Almost daily, right across the street, a half dozen masked kachinas begin strangely harmonic drumming and then march, fully costumed, to the ceremonial grounds, for rituals of prayer and singing not unlike those they’ve practiced for centuries. In a very demonstrable way at Zuni, Christians are aliens, even though the CRC has been here, in the heart of the pueblo, for more than a century. When the whole place burned down, years ago, most people believed–members and non-members–that the arsonist had his reasons. Christians of all colors are not always welcome here, but mostly they are respected.
The Zuni people are deeply religious; like Muslims, they practice their faith in a deliberate and scheduled way. Anthropologists call the rhetoric of their faith “prophylactic,”the ancient rituals intended to ward off the evil that comes along in everyone’s life. Pastor Mike is occasionally asked to come into a difficult situation–someone dying–and pray, not because those who ask him place their faith in Jesus Christ, but because they believe Pastor Mike has, as do their kachinas, definite mystical powers.

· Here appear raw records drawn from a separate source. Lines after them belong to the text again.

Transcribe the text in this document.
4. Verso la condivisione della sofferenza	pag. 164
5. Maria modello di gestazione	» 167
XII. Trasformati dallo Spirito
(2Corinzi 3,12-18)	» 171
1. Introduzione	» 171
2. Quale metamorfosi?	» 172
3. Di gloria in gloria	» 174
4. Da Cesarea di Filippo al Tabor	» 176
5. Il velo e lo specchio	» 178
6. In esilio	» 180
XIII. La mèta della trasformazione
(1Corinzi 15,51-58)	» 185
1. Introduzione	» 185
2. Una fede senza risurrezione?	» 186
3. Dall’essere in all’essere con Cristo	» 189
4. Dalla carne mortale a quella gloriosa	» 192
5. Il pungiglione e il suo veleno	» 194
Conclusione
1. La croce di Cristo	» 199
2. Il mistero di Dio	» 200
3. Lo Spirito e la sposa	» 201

Some parishioners are members of families that have worshiped in this church for generations. There are old-timers. If a congregation measures its life by how many new bodies line the pews or fill the plastic seats week-in and week-out, Zuni church should have been boarded up a half century ago at least. Preaching the gospel of Christ in an ancient pueblo like Zuni is no cakewalk. Zuni CRC is no role model for church growth.
On the other hand, this congregation and mission has had a profound effect on the pueblo. The “ministry center” is named, in part, for pioneer missionary Andrew Vander Wagen, whose love for a good horse was legendary, taking second place only to his love for the Lord. You may have missed it, but just in case you want to attend worship and the Bullriding Challenge, you’ll find it at a community center along the road called simply “Vander Wagen.” Attendance at the Zuni CRC may occasionally be sketchy, but the church and its ministry have not been invisible in Zuni.
In a few years, the entire Ministry Center and school will be brought down systematically and a new place built, right there in the heart of the pueblo, the fourth in 100 years. Ask any member to show you the plans.
When worship is over, some members move the room dividers to the side, and refreshments are served out of the kitchen. Often as not, there’s a pot luck. But even if there isn’t a hot dish in sight, if you don’t stay around and grab a brownie or some veggies, you risk giving offense. At Zuni CRC, even the finger food is oddly sacramental.
If you love order and decorum in worship, you’ll have to look elsewhere. If you want a place that rocks. . .well, find some canyon in the nearby Zuni mountains. But if you want family and fellowship, plus the strangely harmonic sounds of kachina drums just outside the door, do stop at the Zuni pueblo and worship some Sunday at Zuni CRC. You might even want to stop at the rodeo ring at Vander Wagen on the way up, just in case the people are there for a Bullriding Challenge.
Tell you what–just come anytime. It only starts when you get there.
James Calvin Schaap teaches English at Dordt College in Sioux Center, Iowa. His most recent book is Sixty at Sixty: A Boomer Reads the Psalms (Faith Alive, 2008).